ECLI:NL:RVS:2016:2164

Raad van State

Datum uitspraak
27 juli 2016
Publicatiedatum
3 augustus 2016
Zaaknummer
201509351/1/V3
Instantie
Raad van State
Type
Uitspraak
Procedures
  • Hoger beroep
Rechters
  • M.G.J. Parkins-de Vin
  • N. Verheij
  • J.J. van Eck
Vindplaatsen
  • Rechtspraak.nl
AI samenvatting door LexboostAutomatisch gegenereerd

Intrekking verblijfsvergunning asiel en inreisverbod; beoordeling redelijke termijn en schadevergoeding

In deze zaak gaat het om het hoger beroep van een vreemdeling tegen de uitspraak van de rechtbank Den Haag, zittingsplaats Zwolle, die op 26 november 2015 werd gedaan. De vreemdeling had in 2012 een verblijfsvergunning asiel voor onbepaalde tijd gekregen, maar deze werd door de staatssecretaris van Veiligheid en Justitie met terugwerkende kracht ingetrokken per 6 mei 2001, en er werd een inreisverbod opgelegd. De rechtbank verklaarde het beroep van de vreemdeling niet-ontvankelijk voor de intrekking van de verblijfsvergunning en ongegrond voor het inreisverbod. De vreemdeling, vertegenwoordigd door mr. C.F. Roza, ging in hoger beroep tegen deze uitspraak.

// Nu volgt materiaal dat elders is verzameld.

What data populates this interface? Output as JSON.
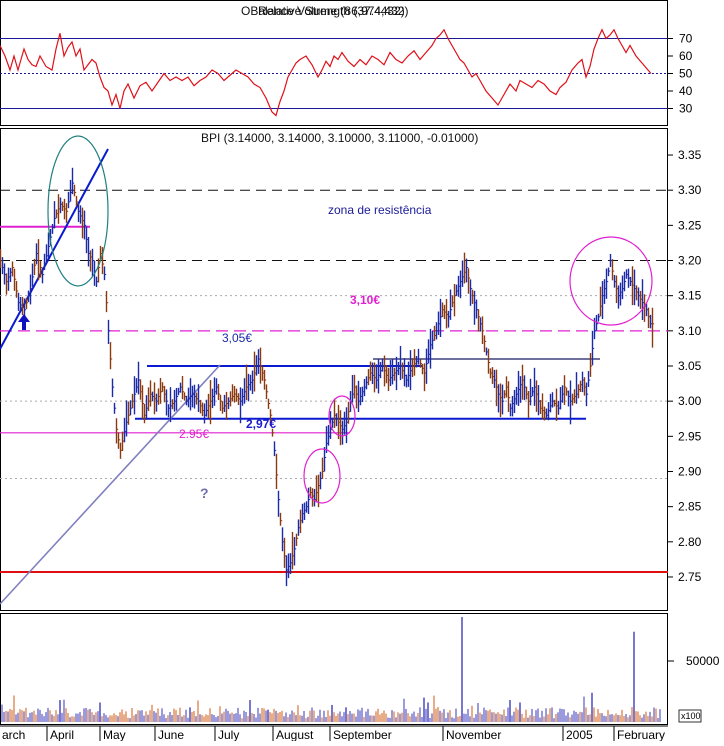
{
  "colors": {
    "frame": "#000000",
    "rsi_line": "#e0101a",
    "rsi_levels": "#1a1a99",
    "up_bar": "#1a2aa8",
    "down_bar": "#8b3a10",
    "blue_line": "#0a1ad0",
    "magenta": "#e020d0",
    "red_support": "#e01010",
    "teal_ellipse": "#208080",
    "gray_trend": "#8080c0",
    "vol_up": "#7878d0",
    "vol_down": "#e09060"
  },
  "rsi_panel": {
    "title_a": "OBalance Volume (86,974,432)",
    "title_b": "Relative Strength (37.4432)",
    "yticks": [
      30,
      40,
      50,
      60,
      70
    ],
    "ylim": [
      20,
      80
    ],
    "levels": [
      30,
      50,
      70
    ]
  },
  "price_panel": {
    "title": "BPI (3.14000, 3.14000, 3.10000, 3.11000, -0.01000)",
    "yticks": [
      "2.75",
      "2.80",
      "2.85",
      "2.90",
      "2.95",
      "3.00",
      "3.05",
      "3.10",
      "3.15",
      "3.20",
      "3.25",
      "3.30",
      "3.35"
    ],
    "annotations": {
      "zona": "zona de resistência",
      "p310": "3,10€",
      "p305": "3,05€",
      "p297": "2,97€",
      "p295": "2.95€",
      "question": "?"
    }
  },
  "volume_panel": {
    "ytick": "50000",
    "unit": "x100"
  },
  "x_axis": {
    "labels": [
      "arch",
      "April",
      "May",
      "June",
      "July",
      "August",
      "September",
      "November",
      "2005",
      "February"
    ]
  },
  "chart_data": {
    "type": "ohlc",
    "rsi": {
      "x": [
        0,
        5,
        10,
        14,
        18,
        24,
        28,
        32,
        36,
        40,
        46,
        52,
        56,
        60,
        64,
        68,
        72,
        76,
        80,
        84,
        88,
        92,
        96,
        100,
        104,
        108,
        112,
        116,
        120,
        124,
        128,
        134,
        140,
        146,
        152,
        158,
        164,
        170,
        176,
        182,
        188,
        194,
        200,
        206,
        212,
        218,
        224,
        230,
        236,
        242,
        248,
        254,
        260,
        266,
        272,
        276,
        280,
        284,
        288,
        292,
        296,
        300,
        306,
        312,
        318,
        322,
        326,
        330,
        334,
        338,
        342,
        348,
        354,
        360,
        366,
        372,
        378,
        384,
        390,
        396,
        402,
        408,
        414,
        420,
        426,
        432,
        436,
        440,
        444,
        448,
        452,
        456,
        460,
        464,
        468,
        472,
        476,
        480,
        486,
        492,
        498,
        504,
        510,
        516,
        520,
        526,
        532,
        538,
        544,
        550,
        556,
        560,
        566,
        572,
        578,
        582,
        586,
        590,
        594,
        598,
        602,
        606,
        610,
        614,
        618,
        622,
        626,
        630,
        636,
        642,
        648,
        651
      ],
      "values": [
        66,
        60,
        52,
        60,
        52,
        64,
        58,
        55,
        54,
        60,
        54,
        52,
        64,
        73,
        60,
        65,
        68,
        60,
        64,
        52,
        55,
        58,
        56,
        48,
        42,
        40,
        32,
        38,
        30,
        40,
        44,
        36,
        43,
        45,
        40,
        45,
        50,
        46,
        48,
        46,
        48,
        43,
        46,
        48,
        52,
        50,
        46,
        49,
        52,
        50,
        48,
        44,
        42,
        36,
        28,
        26,
        34,
        40,
        48,
        52,
        56,
        58,
        60,
        55,
        48,
        52,
        57,
        54,
        60,
        58,
        62,
        57,
        54,
        58,
        55,
        60,
        58,
        55,
        62,
        58,
        56,
        60,
        63,
        58,
        62,
        66,
        70,
        72,
        75,
        70,
        66,
        62,
        58,
        56,
        52,
        48,
        50,
        46,
        40,
        36,
        32,
        38,
        44,
        40,
        46,
        44,
        42,
        46,
        44,
        40,
        38,
        42,
        45,
        52,
        56,
        58,
        48,
        54,
        64,
        70,
        75,
        70,
        72,
        75,
        70,
        66,
        62,
        66,
        60,
        56,
        52,
        50
      ]
    },
    "price_close": {
      "x": [
        0,
        6,
        12,
        18,
        24,
        30,
        36,
        42,
        48,
        54,
        60,
        66,
        72,
        78,
        84,
        88,
        92,
        96,
        100,
        104,
        108,
        112,
        116,
        120,
        126,
        132,
        138,
        144,
        150,
        156,
        162,
        168,
        174,
        180,
        186,
        192,
        198,
        204,
        210,
        216,
        222,
        228,
        234,
        240,
        246,
        252,
        258,
        264,
        270,
        274,
        278,
        282,
        286,
        290,
        294,
        298,
        302,
        306,
        310,
        314,
        318,
        322,
        326,
        330,
        334,
        338,
        342,
        346,
        350,
        354,
        358,
        364,
        370,
        376,
        382,
        388,
        394,
        400,
        406,
        412,
        418,
        424,
        430,
        436,
        442,
        448,
        454,
        460,
        466,
        470,
        474,
        478,
        482,
        486,
        490,
        494,
        498,
        502,
        506,
        510,
        516,
        522,
        528,
        534,
        540,
        546,
        552,
        558,
        564,
        570,
        576,
        582,
        586,
        590,
        594,
        598,
        602,
        606,
        610,
        614,
        618,
        622,
        626,
        630,
        634,
        638,
        642,
        646,
        650,
        654
      ],
      "values": [
        3.2,
        3.17,
        3.19,
        3.14,
        3.13,
        3.16,
        3.21,
        3.18,
        3.22,
        3.26,
        3.28,
        3.27,
        3.31,
        3.27,
        3.25,
        3.21,
        3.2,
        3.17,
        3.21,
        3.18,
        3.1,
        3.02,
        2.96,
        2.93,
        2.97,
        3.0,
        3.03,
        2.98,
        3.01,
        3.0,
        3.02,
        2.99,
        3.0,
        3.02,
        3.0,
        3.01,
        3.0,
        2.98,
        3.0,
        3.02,
        2.99,
        3.0,
        3.01,
        3.0,
        3.02,
        3.03,
        3.06,
        3.03,
        2.98,
        2.93,
        2.86,
        2.8,
        2.76,
        2.77,
        2.79,
        2.82,
        2.84,
        2.85,
        2.87,
        2.86,
        2.88,
        2.9,
        2.94,
        2.96,
        2.98,
        2.97,
        2.96,
        2.97,
        3.0,
        3.02,
        3.0,
        3.02,
        3.04,
        3.03,
        3.05,
        3.03,
        3.04,
        3.05,
        3.03,
        3.05,
        3.06,
        3.04,
        3.08,
        3.1,
        3.13,
        3.12,
        3.15,
        3.17,
        3.19,
        3.16,
        3.14,
        3.12,
        3.1,
        3.07,
        3.04,
        3.03,
        3.01,
        3.0,
        3.02,
        2.99,
        3.01,
        3.03,
        3.0,
        3.02,
        2.99,
        2.98,
        3.0,
        2.99,
        3.02,
        3.0,
        3.01,
        3.03,
        3.01,
        3.05,
        3.1,
        3.12,
        3.15,
        3.17,
        3.2,
        3.17,
        3.15,
        3.16,
        3.18,
        3.17,
        3.16,
        3.15,
        3.14,
        3.13,
        3.11,
        3.11
      ]
    },
    "volume": {
      "x": [
        60,
        100,
        190,
        250,
        268,
        332,
        346,
        424,
        428,
        462,
        510,
        520,
        592,
        634
      ],
      "values": [
        18000,
        16000,
        12000,
        18000,
        10000,
        14000,
        12000,
        20000,
        16000,
        86000,
        18000,
        16000,
        24000,
        74000
      ]
    }
  }
}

De Raad van State oordeelde dat de rechtbank ten onrechte niet had getoetst of de redelijke termijn was overschreden. De redelijke termijn voor de behandeling van het beroep was overschreden, aangezien de rechtbank pas op 26 november 2015 uitspraak deed, terwijl het beroepschrift op 20 februari 2013 was ingediend. De Raad van State oordeelde dat deze overschrijding aan de Staat der Nederlanden moest worden toegerekend. De Raad verklaarde het hoger beroep gegrond, vernietigde de uitspraak van de rechtbank voor zover deze niet had getoetst op de redelijke termijn, en bevestigde de uitspraak voor het overige.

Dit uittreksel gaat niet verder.